Using this improved knowledge of materials, Walter Brattain and John Bardeen used germanium to develop the first transistor in 1948. Called the point-contact transistor, this was the first semiconductor amplifier. Although this was a huge breakthrough, these transistors had their own shortcomings, which in turn led to increased knowledge of the properties of materials.
William Shockley, also in 1948, proposed a different design for the transistor. He suggested a sandwich structure in which two n-type semiconductor layers were separated by a p-type layer. The successful operation of the point-contact transistor could be explained by assuming that the current flowed around the surface of the germanium. For Shockleys design to work, current would have to flow through the crystal. Further research was necessary.
Richard Haynes showed that current could indeed flow through a crystal of germanium. His research also showed that the layer in the middle had to be very thin and very pure. After a great deal of effort, Gordon Teal developed a technique for producing very pure single crystals of germanium and showed that single crystals were better current-carriers than slivers cut from a larger ingot of many crystals.

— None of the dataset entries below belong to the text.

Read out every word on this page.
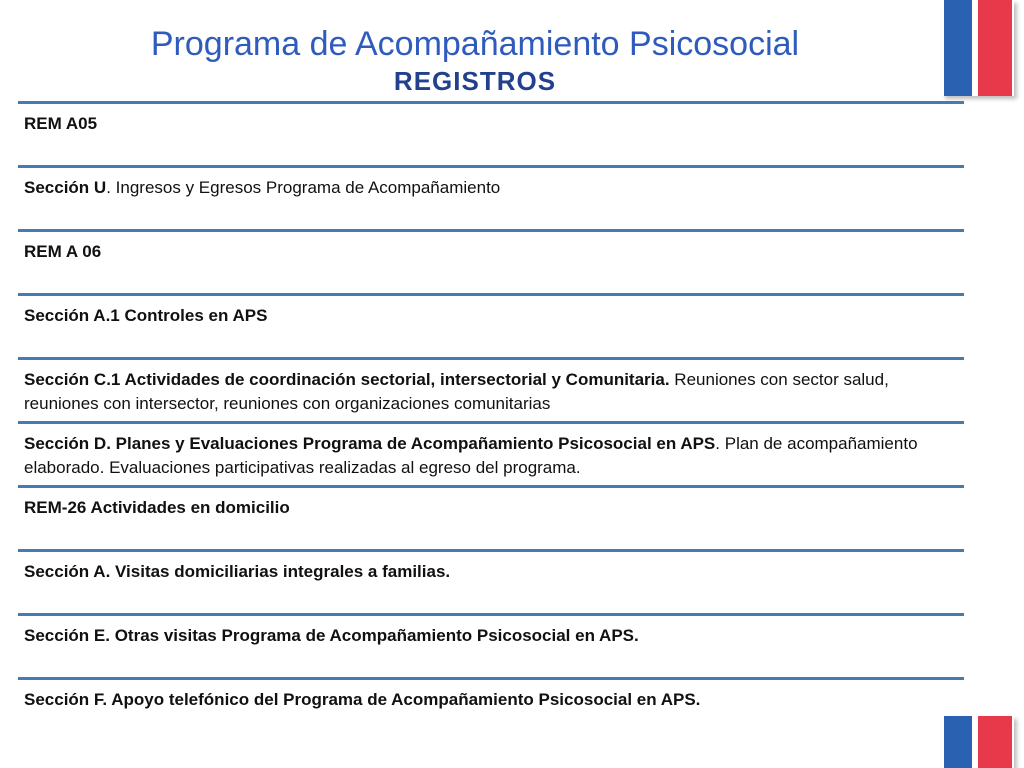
Programa de Acompañamiento Psicosocial
REGISTROS
REM A05
Sección U. Ingresos y Egresos Programa de Acompañamiento
REM A 06
Sección A.1 Controles en APS
Sección C.1 Actividades de coordinación sectorial, intersectorial y Comunitaria. Reuniones con sector salud, reuniones con intersector, reuniones con organizaciones comunitarias
Sección D. Planes y Evaluaciones Programa de Acompañamiento Psicosocial en APS. Plan de acompañamiento elaborado. Evaluaciones participativas realizadas al egreso del programa.
REM-26 Actividades en domicilio
Sección A. Visitas domiciliarias integrales a familias.
Sección E. Otras visitas Programa de Acompañamiento Psicosocial en APS.
Sección F. Apoyo telefónico del Programa de Acompañamiento Psicosocial en APS.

Next Teal and Morgan Sparks teamed up to develop a technique for producing a single crystal that had n-type material at each end and p-type material in the middle. By 1950, they had achieved this goal and the first junction transistor was produced.
At first these transistors could only amplify very small signals. The problem was the thickness of the middle p-type layer. This led Sparks to improve the single crystal manufacture technique and by 1951 he had produced single crystals whose middle p-type layers were thinner than a sheet of paper. This greatly improved the performance of the transistor.
Transistors made from germanium still had one large shortcoming. As the germanium heated up the transistor produced too many free electrons, which effectively stopped the transistor working. In 1954, Gordon Teal again came to the rescue finally producing a working silicon transistor, after several years of experimentation.
Clearly, the history of the invention of the transistor shows how shortcomings in the available communication technology led to an increased knowledge of the properties of materials.
I know it is very lengthy. Found it on a website some time back. But hope it helps.